Processing of conducting polymers for biologica applications
Organic electroactive materials are used to produce flexible and easily processable electronic devices, such as organic light-emitting diodes, transistors and photovoltaic cells. Alongside these well-established applications, organic electroactive materials have been introduced in bioelectronics, where electronic signals are translated into ionic biosignals and vice versa. Examples of bioelectronic devices are sensors based on organic electrochemical transistors (OECTs).
The objective of this project is to provide a deeper understanding of the working mechanism of OECTs by exploring how the device electrical characteristics depend on the processing of the conducting polymer film.

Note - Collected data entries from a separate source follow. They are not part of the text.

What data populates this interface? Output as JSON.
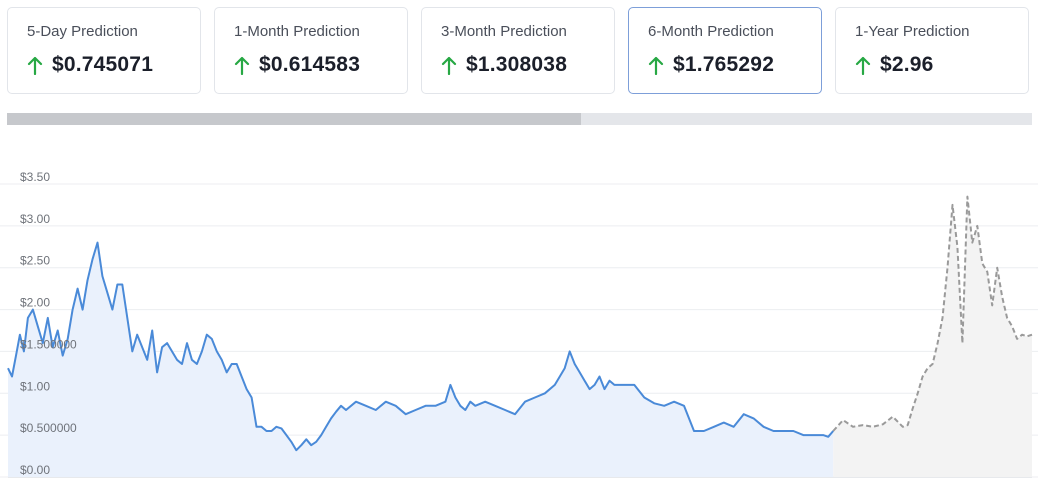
{
  "predictions": [
    {
      "label": "5-Day Prediction",
      "value": "$0.745071",
      "direction": "up",
      "selected": false
    },
    {
      "label": "1-Month Prediction",
      "value": "$0.614583",
      "direction": "up",
      "selected": false
    },
    {
      "label": "3-Month Prediction",
      "value": "$1.308038",
      "direction": "up",
      "selected": false
    },
    {
      "label": "6-Month Prediction",
      "value": "$1.765292",
      "direction": "up",
      "selected": true
    },
    {
      "label": "1-Year Prediction",
      "value": "$2.96",
      "direction": "up",
      "selected": false
    }
  ],
  "colors": {
    "arrow_up": "#27a844",
    "historical_line": "#4a8ad8",
    "historical_fill": "#eaf1fc",
    "forecast_line": "#9a9a9a",
    "forecast_fill": "#f3f3f3",
    "selected_border": "#7d9fd9",
    "grid": "#eceef1"
  },
  "scroll_position": 0.56,
  "chart_data": {
    "type": "area",
    "ylim": [
      0,
      3.5
    ],
    "yticks": [
      {
        "value": 0,
        "label": "$0.00"
      },
      {
        "value": 0.5,
        "label": "$0.500000"
      },
      {
        "value": 1.0,
        "label": "$1.00"
      },
      {
        "value": 1.5,
        "label": "$1.500000"
      },
      {
        "value": 2.0,
        "label": "$2.00"
      },
      {
        "value": 2.5,
        "label": "$2.50"
      },
      {
        "value": 3.0,
        "label": "$3.00"
      },
      {
        "value": 3.5,
        "label": "$3.50"
      }
    ],
    "grid": true,
    "series": [
      {
        "style": "solid",
        "x": [
          0,
          4,
          8,
          12,
          16,
          20,
          25,
          30,
          35,
          40,
          45,
          50,
          55,
          60,
          65,
          70,
          75,
          80,
          85,
          90,
          95,
          100,
          105,
          110,
          115,
          120,
          125,
          130,
          135,
          140,
          145,
          150,
          155,
          160,
          165,
          170,
          175,
          180,
          185,
          190,
          195,
          200,
          205,
          210,
          215,
          220,
          225,
          230,
          235,
          240,
          245,
          250,
          255,
          260,
          265,
          270,
          275,
          280,
          285,
          290,
          295,
          300,
          305,
          310,
          315,
          320,
          325,
          330,
          335,
          340,
          350,
          360,
          370,
          380,
          390,
          400,
          410,
          420,
          430,
          440,
          445,
          450,
          455,
          460,
          465,
          470,
          480,
          490,
          500,
          510,
          520,
          530,
          540,
          550,
          555,
          560,
          565,
          570,
          575,
          580,
          585,
          590,
          595,
          600,
          605,
          610,
          620,
          630,
          640,
          650,
          660,
          670,
          680,
          690,
          700,
          710,
          720,
          730,
          740,
          750,
          760,
          770,
          780,
          790,
          800,
          810,
          820,
          825,
          830
        ],
        "y": [
          1.3,
          1.2,
          1.45,
          1.7,
          1.5,
          1.9,
          2.0,
          1.8,
          1.6,
          1.9,
          1.55,
          1.75,
          1.45,
          1.65,
          2.0,
          2.25,
          2.0,
          2.35,
          2.6,
          2.8,
          2.4,
          2.2,
          2.0,
          2.3,
          2.3,
          1.9,
          1.5,
          1.7,
          1.55,
          1.4,
          1.75,
          1.25,
          1.55,
          1.6,
          1.5,
          1.4,
          1.35,
          1.6,
          1.4,
          1.35,
          1.5,
          1.7,
          1.65,
          1.5,
          1.4,
          1.25,
          1.35,
          1.35,
          1.2,
          1.05,
          0.95,
          0.6,
          0.6,
          0.55,
          0.55,
          0.6,
          0.58,
          0.5,
          0.42,
          0.32,
          0.38,
          0.45,
          0.38,
          0.42,
          0.5,
          0.6,
          0.7,
          0.78,
          0.85,
          0.8,
          0.9,
          0.85,
          0.8,
          0.9,
          0.85,
          0.75,
          0.8,
          0.85,
          0.85,
          0.9,
          1.1,
          0.95,
          0.85,
          0.8,
          0.9,
          0.85,
          0.9,
          0.85,
          0.8,
          0.75,
          0.9,
          0.95,
          1.0,
          1.1,
          1.2,
          1.3,
          1.5,
          1.35,
          1.25,
          1.15,
          1.05,
          1.1,
          1.2,
          1.05,
          1.15,
          1.1,
          1.1,
          1.1,
          0.95,
          0.88,
          0.85,
          0.9,
          0.85,
          0.55,
          0.55,
          0.6,
          0.65,
          0.6,
          0.75,
          0.7,
          0.6,
          0.55,
          0.55,
          0.55,
          0.5,
          0.5,
          0.5,
          0.48,
          0.55
        ]
      },
      {
        "style": "dashed",
        "x": [
          830,
          840,
          850,
          860,
          870,
          880,
          890,
          900,
          905,
          910,
          915,
          920,
          925,
          930,
          935,
          940,
          945,
          950,
          955,
          960,
          965,
          970,
          975,
          980,
          985,
          990,
          995,
          1000,
          1005,
          1010,
          1015,
          1020,
          1025,
          1030
        ],
        "y": [
          0.55,
          0.68,
          0.6,
          0.62,
          0.6,
          0.63,
          0.72,
          0.6,
          0.62,
          0.82,
          1.0,
          1.2,
          1.3,
          1.35,
          1.6,
          1.9,
          2.5,
          3.25,
          2.75,
          1.6,
          3.35,
          2.8,
          3.0,
          2.55,
          2.45,
          2.05,
          2.5,
          2.15,
          1.9,
          1.8,
          1.65,
          1.7,
          1.68,
          1.7
        ]
      }
    ]
  }
}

Conducting polymer films will be deposited by different techniques, to explore how film processing affects the doping/dedoping processes. We will use spin-coating and vapor phase polymerization. We expect to obtain films with different doping/dedoping characteristics, which will shed light on the role of film processing on the ability of the conducting film to accommodate ions. The conducting polymer of choice for films to be processed by spin-coating is PEDOT:PSS. PEDOT:PSS is used because of its high conductivity, biocompatibility, and chemical stability. VPP will yield films of PEDOT doped with p-toluenesulfonate (or tosylate, TOS). PEDOT:PSS and PEDOT:TOS are expected to lead to different operation mechanisms of operation in OECTs. In PEDOT:PSS the dopant anions (PSS-) are essentially immobile, since they are part of a polymer chain. Therefore the OECT current modulation is controlled mainly by incorporation of electrolyte cations. In PEDOT:TOS the dopant ions (TOS-) can be released during dedoping, therefore the dedoping process is a result of both cation incorporation and anion release.
Spin-coated PEDOT:PSS films will be obtained from commercial aqueous suspensions, which need to be mixed with an organic compound (secondary dopant) to increase film conductivity. After spin-coating, the films will be annealed to temperatures higher than 100 °C to remove the excess of water and solvents. Although the role of secondary dopants is still under debate, it has been ascertained that their presence is required to achieve high conductivity. Typically employed secondary dopants are ethylene glycol, dimethyl sulfoxide, sorbitol, glycerol and, recently, polyethylene glycol. To date, it is still unclear which one of these secondary dopants is best suited for OECTs. We will investigate various formulations, with the aim to elucidate the correlation between the conductivity and the effectiveness of the doping/dedoping process.
VPP of PEDOT will be performed as follows. A layer of oxidant solution (Fe(III) p-toluenesulfonate tosylate, TOS) and pyridine dissolved in isopropanol will be deposited on the substrate. After annealing to 80 °C, the substrate will be transferred to the VPP vacuum chamber and exposed to vapors of the EDOT momoner, which will polymerize when in contact with the oxidant. Finally the substrate will be rinsed in ethanol (to remove excess of oxidant) and dried for a few hours at 50°C. This process yields PEDOT doped with the counter ion TOS-.